Quand nous sommes venus au monde, nous portions : déjà en nous le germe de la mort ; dès notre premier ; jour, nous étions déjà sous le coup de cette malédiction : tu es poussière et tu retourneras en poussière. Notre vie terrestre est comme un convoi funèbre ; nos passions et nos péchés sont les porteurs qui hâtent le pas pour nous ensevelir dans la poussière. C’est alors que le Christ se présente au milieu de notre marche vers la tombe ; il prononce la grande parole : Jeune homme, je te le dis, lève-toi. Ce fut le baptême. Nous reçu mes alors une vie nouvelle, immortelle. Mais il s’agit de conserver cette vie et de la développer. Au baptême, mon âme était comme un enfant nouveau-né ; il faut qu’elle grandisse. Des ennemis l’épient déjà pour lui enlever la vie divine.

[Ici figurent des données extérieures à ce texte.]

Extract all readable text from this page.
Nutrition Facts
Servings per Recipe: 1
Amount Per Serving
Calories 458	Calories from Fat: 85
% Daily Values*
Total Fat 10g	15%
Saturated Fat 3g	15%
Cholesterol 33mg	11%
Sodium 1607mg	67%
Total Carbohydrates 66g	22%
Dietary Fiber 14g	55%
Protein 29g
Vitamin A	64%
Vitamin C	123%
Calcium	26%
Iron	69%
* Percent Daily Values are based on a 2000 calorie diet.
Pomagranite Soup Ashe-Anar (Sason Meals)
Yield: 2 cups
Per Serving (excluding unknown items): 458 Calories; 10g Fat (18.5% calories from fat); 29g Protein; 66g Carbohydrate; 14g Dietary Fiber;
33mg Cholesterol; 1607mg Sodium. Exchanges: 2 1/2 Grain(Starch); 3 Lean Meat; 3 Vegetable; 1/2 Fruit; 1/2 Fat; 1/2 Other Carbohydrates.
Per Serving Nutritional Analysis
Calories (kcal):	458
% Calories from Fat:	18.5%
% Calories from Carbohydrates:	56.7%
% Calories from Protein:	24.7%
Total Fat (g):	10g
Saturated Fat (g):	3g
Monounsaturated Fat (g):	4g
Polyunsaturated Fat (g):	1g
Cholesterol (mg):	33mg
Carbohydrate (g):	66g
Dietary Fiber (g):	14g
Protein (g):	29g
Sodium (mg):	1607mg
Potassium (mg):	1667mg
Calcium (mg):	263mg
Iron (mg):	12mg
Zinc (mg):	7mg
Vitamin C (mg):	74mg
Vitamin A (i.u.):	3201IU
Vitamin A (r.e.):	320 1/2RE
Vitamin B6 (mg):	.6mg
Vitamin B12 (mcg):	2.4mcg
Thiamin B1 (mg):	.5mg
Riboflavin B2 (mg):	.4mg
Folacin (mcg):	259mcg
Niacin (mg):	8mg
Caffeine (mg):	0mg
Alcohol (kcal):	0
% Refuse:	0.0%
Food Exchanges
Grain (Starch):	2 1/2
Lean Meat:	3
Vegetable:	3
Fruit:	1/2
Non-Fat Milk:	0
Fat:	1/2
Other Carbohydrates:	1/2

Mais le Christ est là de nouveau. Il nous rompt, tous les dimanches ou même tous les jours, le “ pain pour la vie du monde ”. Sans doute ce pain ne crée pas la vie ; son rôle est de la conserver et de la développer. C’est ce que nous indique l’Épître d’aujourd’hui en nous ordonnant de “ vivre dans l’esprit et de marcher dans l’esprit ”. Ainsi, tout le long de notre vie, nous construisons le pont d’or qui nous conduira au jour radieux du retour du Seigneur.
             
Nous allons entrer dans l’automne ecclésiastique. La moisson des âmes a déjà commencé (l’Assomption de la Sainte Vierge). Nous voyons les vierges sages attendre l’Époux, une lampe allumée à la main ; le serviteur vigilant, les reins ceints et portant une lumière à la main, va au-devant de son Maître. Nous voyons déjà briller au ciel la grande croix d’or, le signe du Fils de l’Homme (Exaltation de la Sainte Croix). Chrétiens, le temps est court ; hâtons-nous de construire un pont d’or et de l’achever pour la résurrection bienheureuse.